Dalam kesempatan itu, H. Muchlis Aseng mengatakan rapat evaluasi difokuskan pada seluruh tahapan persiapan penyelenggaraan haji di daerah, mulai dari proses pelunasan biaya perjalanan ibadah haji, pemeriksaan dokumen, pengelompokan kloter, hingga pelayanan kesehatan jemaah dan pengelolaan administrasi.
Menurutnya, evaluasi tersebut tidak membahas proses pemberangkatan maupun pemulangan jemaah karena aspek tersebut telah dievaluasi secara tersendiri pada tingkat embarkasi.
"Hari ini kita mengevaluasi seluruh tahapan persiapan penyelenggaraan haji, mulai dari pelunasan, pemeriksaan dokumen, pengkloteran, hingga pelayanan kesehatan dan administrasi keuangan. Hasil evaluasi ini menjadi dasar untuk meningkatkan kualitas pelayanan pada penyelenggaraan haji tahun berikutnya," ujarnya.
Dari hasil evaluasi, aspek kesehatan menjadi perhatian utama. Dari total 1.731 jemaah asal Sulawesi Tengah yang diberangkatkan pada musim haji 2026, terdapat empat calon jemaah yang harus dipulangkan dari embarkasi karena tidak memenuhi persyaratan kesehatan, dua jemaah meninggal dunia, serta satu jemaah masih menjalani perawatan di Arab Saudi.
"Kondisi ini menjadi bahan evaluasi agar ke depan proses pemeriksaan kesehatan atau istithaah dapat dilakukan lebih optimal sehingga jemaah yang diberangkatkan benar-benar dalam kondisi sehat," katanya.
Selain pelayanan kesehatan, evaluasi juga mencakup pembenahan fasilitas Asrama Haji Transit Palu. Beberapa rekomendasi, termasuk penggantian perlengkapan yang sudah tidak layak serta peningkatan fasilitas bagi penyandang disabilitas, mulai ditindaklanjuti agar pelayanan kepada jemaah semakin baik.
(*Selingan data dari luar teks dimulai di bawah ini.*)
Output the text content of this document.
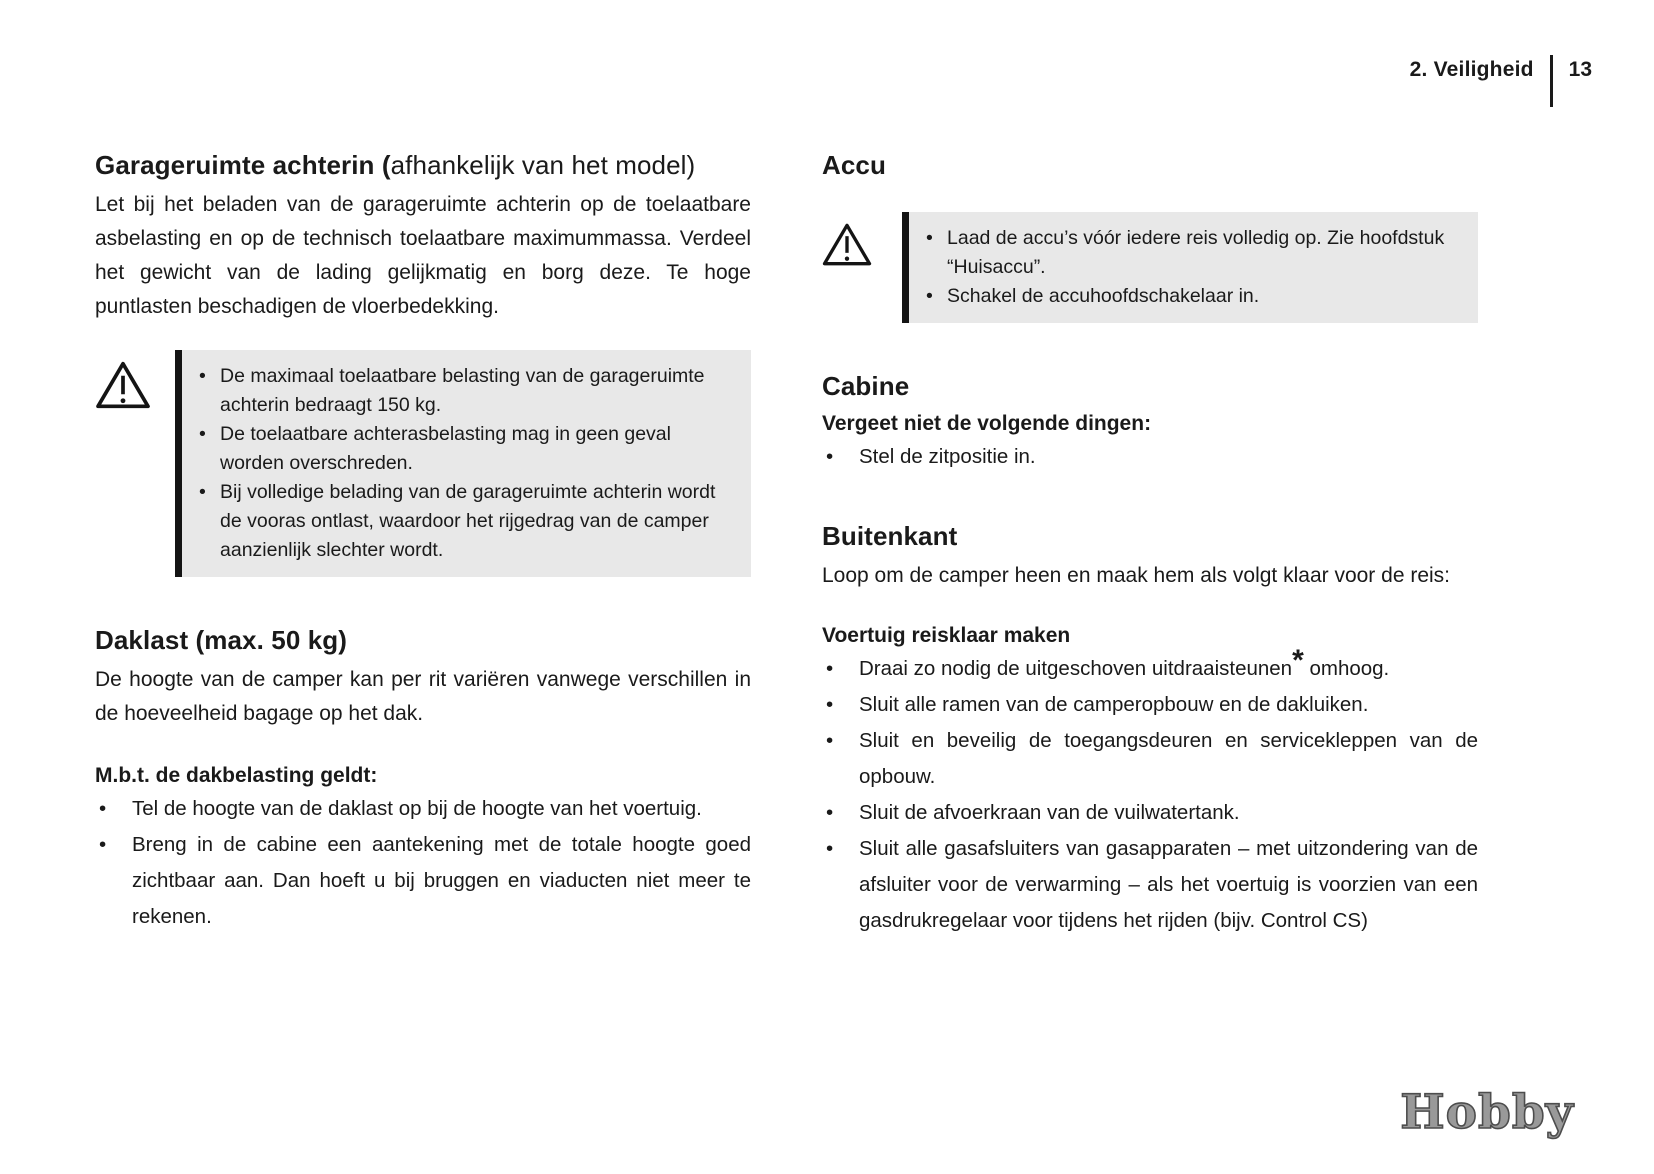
2. Veiligheid 13
Garageruimte achterin (afhankelijk van het model)

Let bij het beladen van de garageruimte achterin op de toelaatbare asbelasting en op de technisch toelaatbare maximummassa. Verdeel het gewicht van de lading gelijkmatig en borg deze. Te hoge puntlasten beschadigen de vloerbedekking.

• De maximaal toelaatbare belasting van de garageruimte achterin bedraagt 150 kg.
• De toelaatbare achterasbelasting mag in geen geval worden overschreden.
• Bij volledige belading van de garageruimte achterin wordt de vooras ontlast, waardoor het rijgedrag van de camper aanzienlijk slechter wordt.
Daklast (max. 50 kg)

De hoogte van de camper kan per rit variëren vanwege verschillen in de hoeveelheid bagage op het dak.

M.b.t. de dakbelasting geldt:
• Tel de hoogte van de daklast op bij de hoogte van het voertuig.
• Breng in de cabine een aantekening met de totale hoogte goed zichtbaar aan. Dan hoeft u bij bruggen en viaducten niet meer te rekenen.
Accu
• Laad de accu’s vóór iedere reis volledig op. Zie hoofdstuk “Huisaccu”.
• Schakel de accuhoofdschakelaar in.
Cabine
Vergeet niet de volgende dingen:
• Stel de zitpositie in.
Buitenkant

Loop om de camper heen en maak hem als volgt klaar voor de reis:

Voertuig reisklaar maken
• Draai zo nodig de uitgeschoven uitdraaisteunen* omhoog.
• Sluit alle ramen van de camperopbouw en de dakluiken.
• Sluit en beveilig de toegangsdeuren en servicekleppen van de opbouw.
• Sluit de afvoerkraan van de vuilwatertank.
• Sluit alle gasafsluiters van gasapparaten – met uitzondering van de afsluiter voor de verwarming – als het voertuig is voorzien van een gasdrukregelaar voor tijdens het rijden (bijv. Control CS)
Hobby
Muchlis juga mengimbau calon jemaah haji tahun 2027 agar mulai mempersiapkan diri sejak dini, baik dari sisi kesehatan maupun kesiapan pelunasan biaya haji. Ia menyebut pihaknya telah berkoordinasi dengan dinas kesehatan kabupaten/kota untuk mempercepat pemeriksaan kesehatan sebagai syarat istithaah.
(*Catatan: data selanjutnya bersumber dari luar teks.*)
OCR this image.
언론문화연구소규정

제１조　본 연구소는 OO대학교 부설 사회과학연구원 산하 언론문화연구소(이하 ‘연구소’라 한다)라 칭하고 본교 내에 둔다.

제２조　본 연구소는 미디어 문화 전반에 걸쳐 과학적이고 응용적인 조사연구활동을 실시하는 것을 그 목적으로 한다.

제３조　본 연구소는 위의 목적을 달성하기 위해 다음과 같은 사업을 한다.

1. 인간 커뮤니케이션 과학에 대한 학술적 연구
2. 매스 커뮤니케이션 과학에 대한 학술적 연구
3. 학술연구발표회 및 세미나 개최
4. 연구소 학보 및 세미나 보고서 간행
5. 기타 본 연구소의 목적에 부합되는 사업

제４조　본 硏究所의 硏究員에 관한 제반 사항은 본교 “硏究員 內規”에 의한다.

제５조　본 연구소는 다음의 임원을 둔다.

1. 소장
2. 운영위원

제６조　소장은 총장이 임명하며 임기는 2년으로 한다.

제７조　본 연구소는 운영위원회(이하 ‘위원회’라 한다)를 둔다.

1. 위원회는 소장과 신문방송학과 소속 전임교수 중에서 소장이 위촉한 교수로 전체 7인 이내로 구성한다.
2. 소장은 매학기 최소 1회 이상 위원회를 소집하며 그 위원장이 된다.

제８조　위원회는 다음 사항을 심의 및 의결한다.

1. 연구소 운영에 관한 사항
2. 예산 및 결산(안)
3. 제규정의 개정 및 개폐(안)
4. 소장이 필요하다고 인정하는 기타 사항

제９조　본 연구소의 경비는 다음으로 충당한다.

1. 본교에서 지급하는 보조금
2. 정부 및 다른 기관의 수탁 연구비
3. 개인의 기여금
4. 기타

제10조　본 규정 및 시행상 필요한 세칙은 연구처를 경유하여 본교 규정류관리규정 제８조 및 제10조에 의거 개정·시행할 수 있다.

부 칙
Di akhir kegiatan, ia menyampaikan pesan Menteri Haji dan Umrah agar seluruh jajaran penyelenggara haji terus meningkatkan kualitas pelayanan meskipun Sulawesi Tengah telah menunjukkan peningkatan kinerja dalam penyelenggaraan ibadah haji.
"Kita tidak boleh cepat berpuas diri. Pelayanan kepada jemaah harus terus ditingkatkan agar penyelenggaraan haji di Sulawesi Tengah semakin profesional, aman, dan nyaman," tutupnya.
Kata Kunci / Tags
Rekomendasi Berita
Memuat berita terbaru.....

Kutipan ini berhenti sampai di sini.